On heterogeneous distributed storage systems: bounds and code constructions

Abstract

In Distributed Storage Systems (DSSs), usually, data is stored using encoded packets on different chunk servers. In this thesis, we have considered heterogeneous DSSs in which each node may store a different number of packets and each having different repair bandwidth. In particular, a data collector can reconstruct the file at time t using some specific nodes in the system, and for arbitrary node failure, the system can be repaired by some set of arbitrary nodes. Using min-cut bound, we investigate the fundamental trade-off between storage and repair cost for our model of heterogeneous DSS. In particular, the problem is formulated as a biobjective optimization linear programming problem.
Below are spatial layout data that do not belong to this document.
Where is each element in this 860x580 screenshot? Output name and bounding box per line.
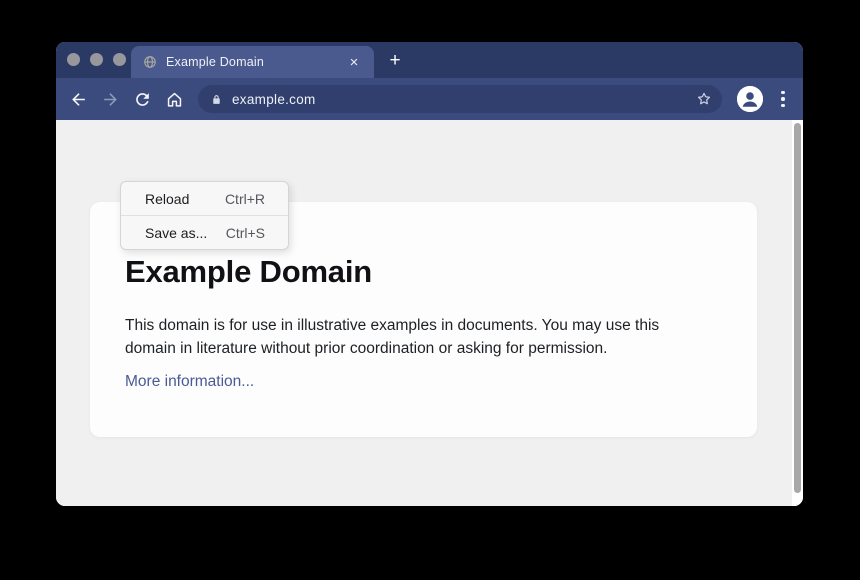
tab-title: Example Domain [166,55,264,69]
address-bar[interactable]: example.com [198,85,722,113]
page-content: Example Domain This domain is for use in… [56,120,803,506]
scrollbar-thumb[interactable] [794,123,801,493]
home-icon[interactable] [162,87,186,111]
close-window-button[interactable] [67,53,80,66]
context-menu: Reload Ctrl+R Save as... Ctrl+S [120,181,289,250]
minimize-window-button[interactable] [90,53,103,66]
browser-window: Example Domain × + example.com [56,42,803,506]
globe-favicon-icon [143,55,157,69]
menu-item-shortcut: Ctrl+R [225,191,265,207]
browser-tab[interactable]: Example Domain × [131,46,374,78]
menu-item-reload[interactable]: Reload Ctrl+R [121,182,288,215]
paragraph-line: domain in literature without prior coord… [125,337,722,360]
forward-arrow-icon[interactable] [98,87,122,111]
paragraph-line: This domain is for use in illustrative e… [125,314,722,337]
new-tab-button[interactable]: + [383,49,407,73]
menu-item-label: Reload [145,191,189,207]
more-information-link[interactable]: More information... [125,373,254,391]
menu-item-label: Save as... [145,225,207,241]
back-arrow-icon[interactable] [66,87,90,111]
page-paragraph: This domain is for use in illustrative e… [125,314,722,360]
tab-close-icon[interactable]: × [346,55,362,70]
zoom-window-button[interactable] [113,53,126,66]
url-text: example.com [232,92,316,107]
page-heading: Example Domain [125,254,722,290]
menu-item-shortcut: Ctrl+S [226,225,265,241]
reload-icon[interactable] [130,87,154,111]
lock-icon [210,93,223,106]
scrollbar-track[interactable] [792,120,803,506]
browser-toolbar: example.com [56,78,803,120]
profile-avatar-icon[interactable] [737,86,763,112]
kebab-menu-icon[interactable] [772,87,794,111]
window-controls [67,53,126,66]
menu-item-save-as[interactable]: Save as... Ctrl+S [121,216,288,249]
bookmark-star-icon[interactable] [695,90,713,108]
window-titlebar: Example Domain × + [56,42,803,78]
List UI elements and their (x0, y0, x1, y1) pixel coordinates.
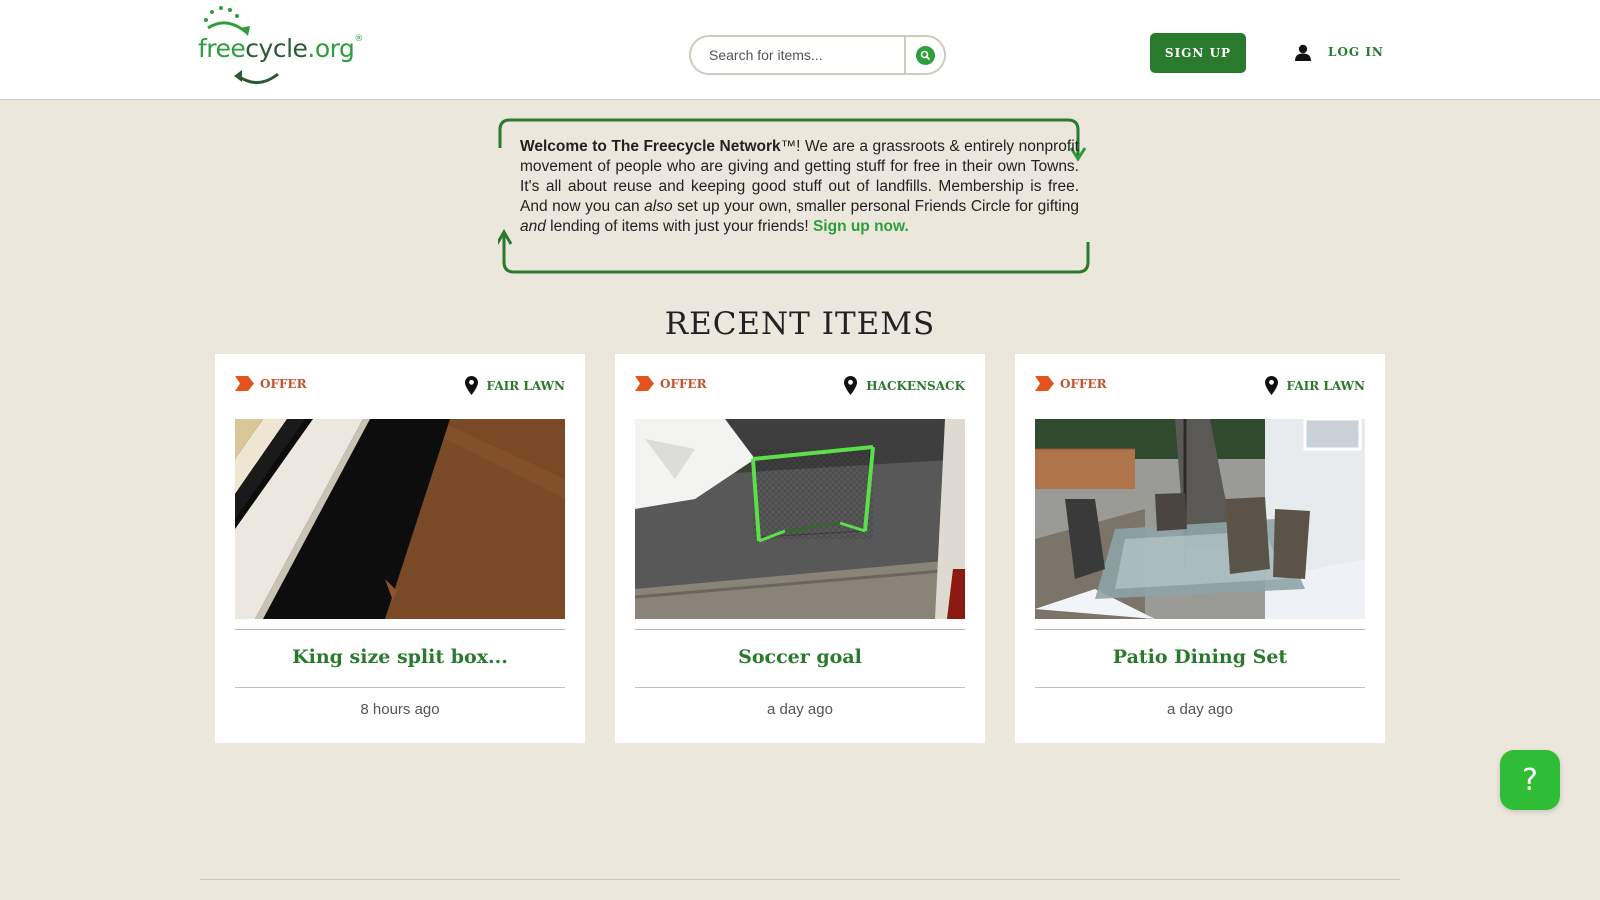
item-card[interactable]: OFFER HACKENSACK Soccer goal a day ago (615, 354, 985, 743)
divider (235, 629, 565, 630)
item-photo-box-spring[interactable] (235, 419, 565, 619)
card-meta: OFFER FAIR LAWN (1035, 376, 1365, 398)
offer-tag[interactable]: OFFER (235, 376, 307, 391)
welcome-box: Welcome to The Freecycle Network™! We ar… (498, 118, 1102, 274)
card-meta: OFFER HACKENSACK (635, 376, 965, 398)
card-meta: OFFER FAIR LAWN (235, 376, 565, 398)
footer-divider (200, 879, 1400, 880)
item-card[interactable]: OFFER FAIR LAWN King size split box... 8… (215, 354, 585, 743)
welcome-message: Welcome to The Freecycle Network™! We ar… (520, 138, 1079, 235)
item-title[interactable]: Soccer goal (635, 646, 965, 668)
offer-tag-icon (635, 376, 654, 391)
login-link[interactable]: LOG IN (1294, 40, 1384, 64)
freecycle-logo[interactable]: freecycle.org® (198, 6, 368, 88)
divider (235, 687, 565, 688)
search-input[interactable] (691, 37, 906, 73)
user-icon (1295, 44, 1311, 61)
logo-wordmark: freecycle.org® (198, 34, 363, 63)
item-time: a day ago (1167, 701, 1233, 718)
item-time: a day ago (767, 701, 833, 718)
item-photo-patio-set[interactable] (1035, 419, 1365, 619)
search-button[interactable] (904, 37, 944, 73)
map-pin-icon (1264, 376, 1278, 395)
offer-tag-icon (235, 376, 254, 391)
location-link[interactable]: FAIR LAWN (1264, 376, 1365, 395)
divider (635, 629, 965, 630)
search-icon (915, 45, 935, 65)
map-pin-icon (844, 376, 858, 395)
location-link[interactable]: FAIR LAWN (464, 376, 565, 395)
divider (635, 687, 965, 688)
site-header: freecycle.org® SIGN UP LOG IN (0, 0, 1600, 100)
item-time: 8 hours ago (360, 701, 440, 718)
item-photo-soccer-goal[interactable] (635, 419, 965, 619)
item-card[interactable]: OFFER FAIR LAWN Patio Dining Set a day a… (1015, 354, 1385, 743)
item-title[interactable]: King size split box... (235, 646, 565, 668)
help-button[interactable]: ? (1500, 750, 1560, 810)
signup-button[interactable]: SIGN UP (1150, 33, 1246, 73)
map-pin-icon (464, 376, 478, 395)
recent-items-heading: RECENT ITEMS (664, 306, 936, 342)
search-bar (689, 35, 946, 75)
offer-tag[interactable]: OFFER (1035, 376, 1107, 391)
signup-now-link[interactable]: Sign up now. (813, 218, 909, 235)
question-mark-icon: ? (1522, 762, 1538, 798)
divider (1035, 687, 1365, 688)
login-label: LOG IN (1328, 45, 1384, 59)
location-link[interactable]: HACKENSACK (844, 376, 965, 395)
item-title[interactable]: Patio Dining Set (1035, 646, 1365, 668)
divider (1035, 629, 1365, 630)
offer-tag[interactable]: OFFER (635, 376, 707, 391)
offer-tag-icon (1035, 376, 1054, 391)
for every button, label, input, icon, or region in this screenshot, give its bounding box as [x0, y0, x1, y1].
For an arbitrary DSS, it is shown that the calculated min-cut bound is tight. For a DSS with symmetric parameters, a well known class of Distributed Replication-based Simple Storage (DRESS) codes is Fractional Repetition (FR) code. In such systems, the replicas of data packets encoded by Maximum Distance Separable (MDS) code, are stored on distributed nodes. Most of the available constructions for the FR codes are based on combinatorial designs and Graph theory. In this thesis, FR codes with generalized parameters (such as replication factor of each packet are not same and storage capacity of each node are also not same) are considered, and it is called as Generalized Fractional Repetition (GFR) code. For the GFR code, we propose an elegant sequence-based approach for the construction of the GFR code called Flower codes. Further, it is shown that any GFR code is equivalent to a Flower code. The condition for the universally good GFR code is given on such sequences. For some sequences, the universally good GFR codes are explored. In general, for the GFR codes with non-uniform parameters, bounds on the GFR code rate and DSS code rate are studied. Further, we have shown that a GFR code corresponds to a hypergraph. Using the correspondence, properties and bounds of a hypergraph are directly mapped to the associated GFR code. In general, necessary and sufficient conditions for the existence of a GFR code is obtained using the correspondence. It is also shown that any GFR code associated with a linear hypergraph is universally good.